C’eravamo velocemente rifugiati, insieme ad una ragazzona di nome Anna conosciuta soltanto pochi minuti prima, in una specie di rimessa abbandonata, con la porta completamente divelta, che rimaneva lungo la strada principale, e ci eravamo accucciati in un angolo all’interno cercando di riordinare tutte le nostre idee. Gli spari provenienti dalla vicina collina sembravano diretti soltanto verso il piccolo paese che ci eravamo lasciati alle spalle, io e Ettore, e la soluzione migliore, almeno per il momento, pareva proprio quella di rimanersene lì, nella semioscurità, ad attendere che l’attacco cessasse.
A sera non avvertivamo più alcuno sparo, e ci sentivamo ormai pronti ad abbandonare quel rifugio. Anna ci aveva raccontato di essere scappata dalla parte sbagliata quando era iniziato tutto, ed adesso avrebbe voluto tornare verso casa, nel paese, per rendersi conto che cosa fosse successo ai suoi genitori e alla sua famiglia. Le altre volte, diceva, eravamo sempre andati tutti insieme nel bosco poco lontano, dove c’è un grande capanno nascosto tra la vegetazione, e si può stare anche più giorni. Probabilmente sono tutti lì. L’accompagnammo, con circospezione, dopo che il sole era tramontato, ed effettivamente trovammo tutti ormai in casa e in buona salute.
Ci ringraziarono per Anna, ci dettero da mangiare qualche cosa, poi insistettero per farci passare la notte da loro, sistemati alla meglio in una stanza vuota. Dalla finestra la luna rischiarava la strada, così decidemmo una sorveglianza a turno, per evitare di lasciarci sorprendere nel sonno. Tutto pareva filare liscio, ma ad un tratto Anna bussò alla porta lievemente. Disse che voleva venire insieme a noi il giorno seguente, dovunque andassimo, non voglio più stare qui senza far niente, disse: mi piacerebbe raggiungere gli altri, dare una mano, sentirmi utile. Ettore le spiegò che avevamo bisogno del consenso di suo padre, non poteva fuggirsene così, senza alcuna spiegazione, ma lei sostenne che ne aveva già parlato con i suoi, era maggiorenne, e su quel punto loro lasciavano a lei ogni decisione.
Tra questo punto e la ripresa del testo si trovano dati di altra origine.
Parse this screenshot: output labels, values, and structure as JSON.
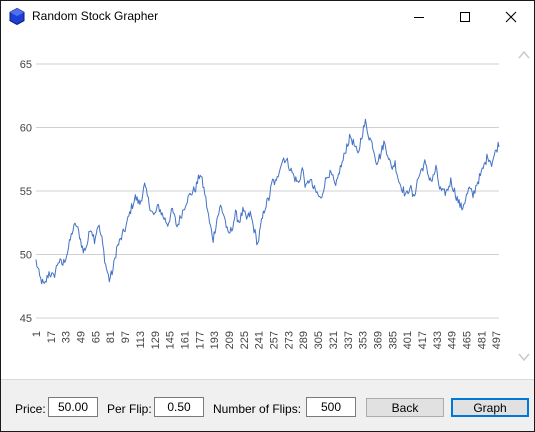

Partimmo presto, all’alba, costeggiando tra gli alberi la strada principale, Anna era silenziosa, camminava dietro di noi e spesso si voltava, a guardarci le spalle e forse a dare un’ultima occhiata al suo paese. Si fece una sosta in un fienile abbandonato, dividendoci un pezzo di pane e del formaggio che avevamo. Ettore chiese qualcosa alla ragazza, giusto per parlare, ma lei non disse niente, pareva adesso molto più forte e decisa in ciò che stava facendo, pareva convinta non ci fosse alcun bisogno di spiegare niente.
Al pomeriggio arrivammo in un paese abbastanza grande, la gente girava per strada anche se con circospezione, e noi entrammo in una bettola per avere notizie e per bere qualcosa. Fu lì che ci arrestarono, senza sparare neanche un colpo, uscendo da dietro come fulmini. Vedevamo Anna che si dimenava, urlava che non c’entrava niente con noi, era soltanto lì per caso, ma a niente valsero i suoi sforzi. La portarono via, caricandola su un’auto in malo modo senza darle alcuna possibilità, e soltanto dopo, sempre con maniere violente, chiesero a me e a Ettore come l’avevamo conosciuta. Dicemmo la verità, e poco dopo ci lasciarono liberi. Si seppe in seguito che lei era stata da bambina la compagna di giochi di un sanguinario pezzo grosso del regime, la sua condanna era nell’aria, anche se Anna probabilmente non aveva alcuna colpa. Tornammo indietro per dare una spiegazione alla famiglia, ma non trovammo più nessuno, come se quelle case dove avevamo trascorso la notte precedente, non fossero mai state abitate. Ripartimmo frastornati, niente sembrava fare più paura di quell’incomprensibile realtà.